32. Jadi Manekin

689 57 45
                                    

Meisya hanya bisa menahan kekesalan karena sang calon suami lagi-lagi mengingkari janjinya untuk membeli perhiasan dan keperluan pernikahan yang lain. Katanya ada job mendadak, padahal sudah janjian.

"Sial! Padahal kurang dari lima hari lagi kami menikah, tapi Gus Akhtar malah sibuk mulu, dengan alasan ada job dadakan. Aku gak mungkin nemeni kalau dadakan gini. Terus aku ke Magelang juga gak mungkin. Calon ibu mertuaku kan galak banget!"

Meisya hanya bisa diam. Dia bingung harus bagaimana. Mana untuk acara pernikahannya butuh banyak biaya lagi. Tapi sampai hari ini, Gus Akhtar beserta keluarganya belum memberi uang sebagai tanda besanan lah, atau apapun yang biasanya dilakukan pengantin pria pada umumnya. Jadi keuangan Meisya sama sekali tak ada. Zonk. Padahal untuk pernikahan jelas membutuhkan banyak uang. Dan sang abi tidak bisa memenuhi keinginan Meisya untuk konsep pernikahan impian versi Meisya.

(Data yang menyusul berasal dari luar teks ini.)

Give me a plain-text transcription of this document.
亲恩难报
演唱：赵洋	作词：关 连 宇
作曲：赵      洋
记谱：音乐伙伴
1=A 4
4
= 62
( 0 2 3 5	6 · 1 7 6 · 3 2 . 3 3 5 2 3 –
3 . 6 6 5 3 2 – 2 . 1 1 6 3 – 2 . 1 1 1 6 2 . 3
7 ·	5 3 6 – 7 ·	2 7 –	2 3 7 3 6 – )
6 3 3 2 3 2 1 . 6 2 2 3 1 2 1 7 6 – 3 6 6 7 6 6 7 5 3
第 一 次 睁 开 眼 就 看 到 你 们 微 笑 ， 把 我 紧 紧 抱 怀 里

"Abi gak bisa mengadakan resepsi yang mewah, Mei. Kamu tahu uang abi gak cukup."

"Ya minta Umi Arin, Bi!"

"Kamu gila! Pas aku nikahin kedua mbakmu, apa umi kamu ikut bantu Umi Arin? Minimal kasih duit atau bantuan tenaga? Gak ada! Makanya Arin menolak untuk bantu. Dia malah kini lagi balik kampung halamannya, sial!"

"Terus nikahan Meisya gimana, Bi?"

"Penting ijab kabul gampang."

"Loh, gak bisa, Bi. Kamu harus pikirin dong?"

"Pikirin sendiri, lah. Arin juga mikirin sendiri, mana dia dua kali. Kamu kan cuma sekali aja udah bingung, gimana Arin?"

"Ya bedalah, Mbak Arin punya penghasilan. Aku?"

"Makanya ngasilin duit dong, kayak Arin gitu? Jangan cuma medeng doang."

"Terus tugasmu, apa? Bukannya kamu kepala keluarga? Kamu yang harusnya menyukupi kami? Aku, Mbak Arin dan ketiga putrimu?"

Tante Manda tidak terima lalu mendebat sang suami. Menyebabkan Om Sultan marah dan meninggalkan rumah istri keduanya.

"Aku gak mau urusan sama bank! Kamu butuh duit ya terserah kamu mau pinjem ke mana. Bank juga boleh, tapi aku gak mau bayarin."

"Kamu kepala keluarga?"

"Ah, itu urusanmu. Arin juga gitu, kok. Ngapain aku pusing ngurusin Meisya. Yang mau nikah kan dia. Ya urusan dia, lah. Minta sana sama calon suaminya."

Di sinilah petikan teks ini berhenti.